Claim That Drug Slows Gehrig’s Disease Disputed

California-based researchers reported Monday that a new drug slows the neurological decline of patients with amyotrophic lateral sclerosis, better known as Lou Gehrig’s disease, but a prominent specialist raised questions about the work’s validity.

A team from California Pacific Medical Center in San Francisco said daily injections of insulin-like growth factor-1, or IGF-1, slowed patients’ deterioration in movement and speech by 25%.

The drug’s maker, Cephalon Inc. of Woodland Hills, released the findings first to a group of stock analysts, then at a news conference in New York.

“The thing that keeps patients going is hope. This is validation of that hope,” said Lynn Klein, a vice president of the ALS Assn.

But one prominent neurologist, Dr. Leon Charash, harshly criticized the study as well as its release before publication in a medical journal.

Charash, chairman of the Muscular Dystrophy Assn.’s medical advisory committee, said the study is flawed because some participants might have been able to figure out who got the drug and who got a placebo, in violation of research guidelines.

Besides, he said, the drug’s benefits are at best modest, adding perhaps six months to the lives of people otherwise expected to live for two years. The Muscular Dystrophy Assn. sponsors research into Lou Gehrig’s Disease.

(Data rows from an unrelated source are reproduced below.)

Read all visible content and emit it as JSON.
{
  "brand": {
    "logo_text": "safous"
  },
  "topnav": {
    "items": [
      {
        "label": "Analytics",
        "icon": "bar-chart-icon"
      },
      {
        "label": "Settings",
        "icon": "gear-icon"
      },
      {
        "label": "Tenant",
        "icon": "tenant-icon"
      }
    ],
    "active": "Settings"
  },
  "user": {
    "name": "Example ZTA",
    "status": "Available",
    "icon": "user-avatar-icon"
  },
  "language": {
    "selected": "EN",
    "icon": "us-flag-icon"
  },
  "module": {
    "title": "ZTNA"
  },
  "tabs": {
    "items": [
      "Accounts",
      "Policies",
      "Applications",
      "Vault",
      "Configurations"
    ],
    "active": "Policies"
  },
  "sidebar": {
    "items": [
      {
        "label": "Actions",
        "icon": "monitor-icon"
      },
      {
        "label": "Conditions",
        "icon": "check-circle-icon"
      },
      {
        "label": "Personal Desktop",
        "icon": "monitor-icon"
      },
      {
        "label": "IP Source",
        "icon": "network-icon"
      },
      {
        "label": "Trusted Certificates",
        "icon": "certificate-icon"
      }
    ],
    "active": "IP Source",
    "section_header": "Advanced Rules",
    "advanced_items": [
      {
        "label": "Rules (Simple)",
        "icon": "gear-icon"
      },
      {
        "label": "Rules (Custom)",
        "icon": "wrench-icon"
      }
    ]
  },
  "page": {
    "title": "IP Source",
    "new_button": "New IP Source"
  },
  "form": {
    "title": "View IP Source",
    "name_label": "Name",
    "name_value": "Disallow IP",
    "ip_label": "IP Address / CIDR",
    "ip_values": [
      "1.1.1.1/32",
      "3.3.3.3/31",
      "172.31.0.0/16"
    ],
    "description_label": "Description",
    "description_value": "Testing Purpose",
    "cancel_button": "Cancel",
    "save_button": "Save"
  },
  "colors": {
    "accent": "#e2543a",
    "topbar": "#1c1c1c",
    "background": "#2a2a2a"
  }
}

The criticism angered Frank Baldino Jr., Cephalon’s president. He said that the study was done in line with accepted guidelines and that adding six months to the lives of patients is a significant advance.

In response to Charash’s criticism about releasing the findings before publishing them, Baldino said government regulations require him to disclose information that could affect the company’s financial status.

Minutes after the news conference, Cephalon stock soared to more than $20 on the Nasdaq exchange, doubling in value. It closed at 18 3/8, up 7 7/8.